Kjartansson dispone i suoi amici musicisti in nove stanze della grande villa americana. Ognuno canta o suona da solo, ma nelle cuffie è colleagto al suono degli altri e così da tante solitudini si riforma un’armonia di gruppo. Kjartansson mette molta empatia nel documentare sui nove schermi il crescere di un insieme, un senso di condivisione che poco alla volta si mostra più forte, più intenso della separatezza imposta dai muri. Ha spiegato Kjartansson: «Mi fa piacere che ci sia stata tanta unione anche se le riprese erano solitarie: ognuno era fragile e solo e questa è come siamo fatti, è la condizione umana perché noi siamo fatti così. Come mi disse mio padre una volta a Natale, è triste e bellissimo essere uomini»
E non è da perdere neppure la mostra di Dieter Roth, che si è aperta sempre all’Hangar Bicocca. Sono il figlio ed i nipoti ad averla allestita, in una continuità fluida del fare arte che tracima oltre la biografia del suo iniziatore (Roth è morto nel 1998). Si procede per accumulo, confidando nella deperibilità dei manufatti come criterio selettivo. In realtà non è sempre così e ci sono risultati che spiccano per qualità e intensità: tutta la serie, ricca di varianti di Piccadilly, e le grandi teche che compongono i vestiti da lavoro dell’artista. L’insieme comunque comunica un senso di casualità, da cui sbucano qua e là frammenti gratuiti di poesia.
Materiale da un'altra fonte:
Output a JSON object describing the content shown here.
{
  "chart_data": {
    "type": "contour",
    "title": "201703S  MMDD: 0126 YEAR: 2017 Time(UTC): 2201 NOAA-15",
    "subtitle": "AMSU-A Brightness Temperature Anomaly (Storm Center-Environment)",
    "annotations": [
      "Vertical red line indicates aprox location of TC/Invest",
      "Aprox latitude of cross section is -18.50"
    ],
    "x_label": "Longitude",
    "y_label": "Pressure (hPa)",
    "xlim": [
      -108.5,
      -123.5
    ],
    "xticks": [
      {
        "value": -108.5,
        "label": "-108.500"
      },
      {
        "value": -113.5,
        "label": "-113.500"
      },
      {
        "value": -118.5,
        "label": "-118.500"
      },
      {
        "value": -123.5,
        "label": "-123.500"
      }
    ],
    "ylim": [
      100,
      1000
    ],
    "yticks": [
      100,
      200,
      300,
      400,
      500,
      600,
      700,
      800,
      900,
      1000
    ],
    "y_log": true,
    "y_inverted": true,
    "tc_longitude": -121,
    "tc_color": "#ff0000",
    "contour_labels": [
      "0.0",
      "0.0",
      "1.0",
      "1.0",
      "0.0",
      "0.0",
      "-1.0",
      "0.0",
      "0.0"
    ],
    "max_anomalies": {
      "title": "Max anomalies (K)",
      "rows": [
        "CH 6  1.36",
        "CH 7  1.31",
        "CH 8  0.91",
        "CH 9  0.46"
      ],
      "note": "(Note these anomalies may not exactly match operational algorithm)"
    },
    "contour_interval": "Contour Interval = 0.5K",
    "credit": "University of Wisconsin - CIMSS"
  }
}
È certo che il nostro tempo è contrassegnato da un’arte molto orizzontale, in cui l’artista si sfila da una posizione super omnes, rifiuta programmaticamente i piedistalli e si allinea al punto di vista (o meglio, al punto “di vita”) di chi osserva. In un certo senso, per strade differenti, Paci, Roth e Kjartansson cercano tutti una coralità. È un’arte che rinuncia alla potenza, che il più possibile si nasconde dietro le quinte. Comunque la si giudichi, è un interessante antidoto ad una civiltà assediata da guru e da star.